(urth) Undine's nature

Gerry Quinn gerry at bindweed.com
Wed Oct 19 05:49:23 PDT 2011



From: Lee Berman 

> >she also apparently sleeps with Dorcas, who would be her gran.

 > Correct. I perceive the incest curse to extend across all members of Severian's family.
> This says something about his relationship to Agia and Agilus. (and explains the 
> impossible mutual  sexual attraction Severian and Jolenta feel for each other at 
> Ctesiphon's Cross)

I really don’t understand your obsession with this supposed “incest curse”.  The women Severian is attracted to comprise a remarkably even social, geographic and biological cross-section of the inhabitants of the Commonwealth, which as well as being convenient to an author wishing to describe the realm, probably also has symbolic value given that Severian will eventually become Autarch, and then the Epitome of Urth.  That they are all related to Severian – and therefore related among themselves – seems nigh on unbelievable.

And *everybody* is attracted to Jolenta.  That’s the point of her.
 

> > Ruling out what most consider the most likely candidate for Severian’s putative sister, 
> >simply because he does not note that he is sexually attracted to her, seems a perverse 
> >reading in every sense of the word.

> This is a perverse story written by a perverse author.
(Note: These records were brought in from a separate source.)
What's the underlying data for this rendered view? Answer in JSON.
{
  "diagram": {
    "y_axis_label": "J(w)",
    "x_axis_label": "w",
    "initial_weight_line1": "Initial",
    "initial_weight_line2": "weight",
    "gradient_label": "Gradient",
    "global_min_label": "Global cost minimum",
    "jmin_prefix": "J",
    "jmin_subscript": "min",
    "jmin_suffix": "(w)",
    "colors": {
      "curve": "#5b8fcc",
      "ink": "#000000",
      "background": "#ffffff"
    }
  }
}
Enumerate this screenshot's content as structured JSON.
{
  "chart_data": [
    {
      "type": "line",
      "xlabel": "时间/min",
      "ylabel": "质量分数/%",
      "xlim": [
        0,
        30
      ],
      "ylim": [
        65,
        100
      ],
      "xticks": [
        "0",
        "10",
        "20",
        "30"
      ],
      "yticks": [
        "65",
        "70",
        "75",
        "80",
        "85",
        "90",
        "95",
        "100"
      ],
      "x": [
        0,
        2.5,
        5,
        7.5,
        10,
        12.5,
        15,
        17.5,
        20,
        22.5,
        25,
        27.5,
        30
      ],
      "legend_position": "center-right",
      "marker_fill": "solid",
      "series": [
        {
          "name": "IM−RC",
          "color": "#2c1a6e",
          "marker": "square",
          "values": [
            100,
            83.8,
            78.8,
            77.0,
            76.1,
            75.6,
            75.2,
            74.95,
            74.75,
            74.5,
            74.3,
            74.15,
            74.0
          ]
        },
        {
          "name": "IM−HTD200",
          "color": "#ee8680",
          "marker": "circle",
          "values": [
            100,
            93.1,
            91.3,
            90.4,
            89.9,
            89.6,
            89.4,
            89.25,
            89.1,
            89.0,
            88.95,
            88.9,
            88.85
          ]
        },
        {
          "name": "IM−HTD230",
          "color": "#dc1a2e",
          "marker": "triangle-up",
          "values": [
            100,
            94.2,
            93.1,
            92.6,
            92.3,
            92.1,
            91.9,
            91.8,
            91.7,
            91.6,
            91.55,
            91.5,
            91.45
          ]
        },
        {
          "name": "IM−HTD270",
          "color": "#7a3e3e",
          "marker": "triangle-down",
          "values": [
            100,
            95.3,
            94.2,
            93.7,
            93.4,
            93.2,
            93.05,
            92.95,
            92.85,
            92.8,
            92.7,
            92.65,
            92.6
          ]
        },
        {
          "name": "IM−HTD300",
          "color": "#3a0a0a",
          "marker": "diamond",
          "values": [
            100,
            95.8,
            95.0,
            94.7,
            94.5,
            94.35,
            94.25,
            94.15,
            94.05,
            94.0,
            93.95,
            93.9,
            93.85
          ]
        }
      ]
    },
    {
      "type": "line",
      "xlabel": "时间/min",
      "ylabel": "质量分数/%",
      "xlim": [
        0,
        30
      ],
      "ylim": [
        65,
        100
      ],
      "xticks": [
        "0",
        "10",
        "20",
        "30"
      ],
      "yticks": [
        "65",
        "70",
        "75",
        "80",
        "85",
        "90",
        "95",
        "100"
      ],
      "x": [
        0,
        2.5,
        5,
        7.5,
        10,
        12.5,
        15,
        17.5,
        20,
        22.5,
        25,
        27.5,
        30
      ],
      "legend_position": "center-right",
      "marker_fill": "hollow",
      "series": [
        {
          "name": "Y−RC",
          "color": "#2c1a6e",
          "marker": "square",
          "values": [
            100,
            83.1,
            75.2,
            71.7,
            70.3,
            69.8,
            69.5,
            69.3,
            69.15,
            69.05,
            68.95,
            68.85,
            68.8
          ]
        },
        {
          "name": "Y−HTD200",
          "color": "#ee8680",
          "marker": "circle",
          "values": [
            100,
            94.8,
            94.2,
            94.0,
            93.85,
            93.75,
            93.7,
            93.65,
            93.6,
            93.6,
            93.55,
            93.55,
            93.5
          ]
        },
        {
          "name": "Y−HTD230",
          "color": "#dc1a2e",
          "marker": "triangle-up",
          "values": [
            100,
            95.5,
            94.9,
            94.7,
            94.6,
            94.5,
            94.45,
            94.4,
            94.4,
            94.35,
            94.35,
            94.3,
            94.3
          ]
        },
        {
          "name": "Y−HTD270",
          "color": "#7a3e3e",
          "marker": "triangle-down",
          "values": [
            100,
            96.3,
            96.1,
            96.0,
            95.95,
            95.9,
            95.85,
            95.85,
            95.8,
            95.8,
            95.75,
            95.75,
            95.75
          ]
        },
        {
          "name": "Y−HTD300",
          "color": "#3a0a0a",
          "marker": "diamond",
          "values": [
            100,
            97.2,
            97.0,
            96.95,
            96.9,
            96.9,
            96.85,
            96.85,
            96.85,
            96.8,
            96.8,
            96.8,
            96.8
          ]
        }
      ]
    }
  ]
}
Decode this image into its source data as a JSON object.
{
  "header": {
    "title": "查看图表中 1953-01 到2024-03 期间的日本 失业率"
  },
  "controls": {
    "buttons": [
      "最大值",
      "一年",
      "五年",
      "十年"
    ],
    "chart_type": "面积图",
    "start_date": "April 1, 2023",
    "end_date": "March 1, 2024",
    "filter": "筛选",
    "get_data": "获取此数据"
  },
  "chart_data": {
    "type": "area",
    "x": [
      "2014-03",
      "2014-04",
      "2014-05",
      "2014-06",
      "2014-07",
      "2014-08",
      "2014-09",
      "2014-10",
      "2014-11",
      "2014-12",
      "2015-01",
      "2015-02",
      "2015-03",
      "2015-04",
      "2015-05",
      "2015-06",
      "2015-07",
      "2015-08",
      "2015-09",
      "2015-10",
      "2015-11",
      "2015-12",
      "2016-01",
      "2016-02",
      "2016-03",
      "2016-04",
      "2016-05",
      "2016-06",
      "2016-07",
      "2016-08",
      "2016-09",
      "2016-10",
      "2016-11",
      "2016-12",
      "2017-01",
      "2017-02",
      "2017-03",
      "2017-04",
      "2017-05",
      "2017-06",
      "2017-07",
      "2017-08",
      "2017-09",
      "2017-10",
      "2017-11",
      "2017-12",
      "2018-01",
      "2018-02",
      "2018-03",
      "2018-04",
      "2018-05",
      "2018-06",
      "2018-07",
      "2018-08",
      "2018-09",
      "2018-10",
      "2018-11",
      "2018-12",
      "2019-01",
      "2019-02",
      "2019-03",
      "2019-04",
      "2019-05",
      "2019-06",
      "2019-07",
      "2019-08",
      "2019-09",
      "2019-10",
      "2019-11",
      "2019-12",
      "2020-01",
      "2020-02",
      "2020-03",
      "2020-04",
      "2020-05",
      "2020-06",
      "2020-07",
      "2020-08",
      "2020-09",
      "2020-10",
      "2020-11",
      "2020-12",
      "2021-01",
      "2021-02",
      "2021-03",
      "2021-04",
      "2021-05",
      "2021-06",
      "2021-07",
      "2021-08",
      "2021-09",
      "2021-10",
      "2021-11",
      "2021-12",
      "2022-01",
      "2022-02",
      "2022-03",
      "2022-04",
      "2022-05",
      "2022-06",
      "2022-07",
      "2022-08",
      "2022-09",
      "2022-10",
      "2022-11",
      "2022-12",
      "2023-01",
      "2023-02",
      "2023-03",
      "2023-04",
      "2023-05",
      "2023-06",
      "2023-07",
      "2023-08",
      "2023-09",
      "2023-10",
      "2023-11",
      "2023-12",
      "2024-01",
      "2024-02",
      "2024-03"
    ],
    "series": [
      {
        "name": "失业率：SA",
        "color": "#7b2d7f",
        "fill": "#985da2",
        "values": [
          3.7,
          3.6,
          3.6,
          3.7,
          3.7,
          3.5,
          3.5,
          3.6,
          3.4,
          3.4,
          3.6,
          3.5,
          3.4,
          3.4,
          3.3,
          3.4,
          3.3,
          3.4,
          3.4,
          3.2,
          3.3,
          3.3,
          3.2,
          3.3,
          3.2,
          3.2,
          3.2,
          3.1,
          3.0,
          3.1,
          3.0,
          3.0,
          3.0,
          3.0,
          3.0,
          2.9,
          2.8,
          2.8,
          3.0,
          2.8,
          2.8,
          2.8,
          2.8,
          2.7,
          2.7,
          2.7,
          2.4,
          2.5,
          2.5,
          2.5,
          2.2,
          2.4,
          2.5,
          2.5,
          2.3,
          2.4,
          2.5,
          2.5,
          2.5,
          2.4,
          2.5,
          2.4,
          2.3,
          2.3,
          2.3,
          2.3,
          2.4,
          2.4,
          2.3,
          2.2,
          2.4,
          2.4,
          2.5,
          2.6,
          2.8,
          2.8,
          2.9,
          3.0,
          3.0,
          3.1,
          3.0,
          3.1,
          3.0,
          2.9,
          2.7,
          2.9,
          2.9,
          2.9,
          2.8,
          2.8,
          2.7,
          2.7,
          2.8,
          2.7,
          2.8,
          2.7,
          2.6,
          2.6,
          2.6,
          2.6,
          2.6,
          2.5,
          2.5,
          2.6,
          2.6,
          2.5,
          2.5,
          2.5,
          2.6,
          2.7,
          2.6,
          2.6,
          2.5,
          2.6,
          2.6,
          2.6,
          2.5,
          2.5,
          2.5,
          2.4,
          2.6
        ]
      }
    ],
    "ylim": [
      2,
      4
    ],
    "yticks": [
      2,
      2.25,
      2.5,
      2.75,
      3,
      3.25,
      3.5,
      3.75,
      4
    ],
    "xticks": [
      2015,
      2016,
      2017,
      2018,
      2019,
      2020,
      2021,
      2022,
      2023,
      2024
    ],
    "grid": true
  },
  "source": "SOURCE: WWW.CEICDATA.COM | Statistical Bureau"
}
If your world/literary view still
> directs you to think of WOlfe as a very chaste and sexually virtuous author after 
> all these years I think that is to your eternal credit and speaks highly of your own
> morally upstanding nature.

Perverse it may be, but that doesn’t mean that every perversity imaginable must necessarily be omnipresent in the text.  Extraordinary hypotheses require extraordinary evidence.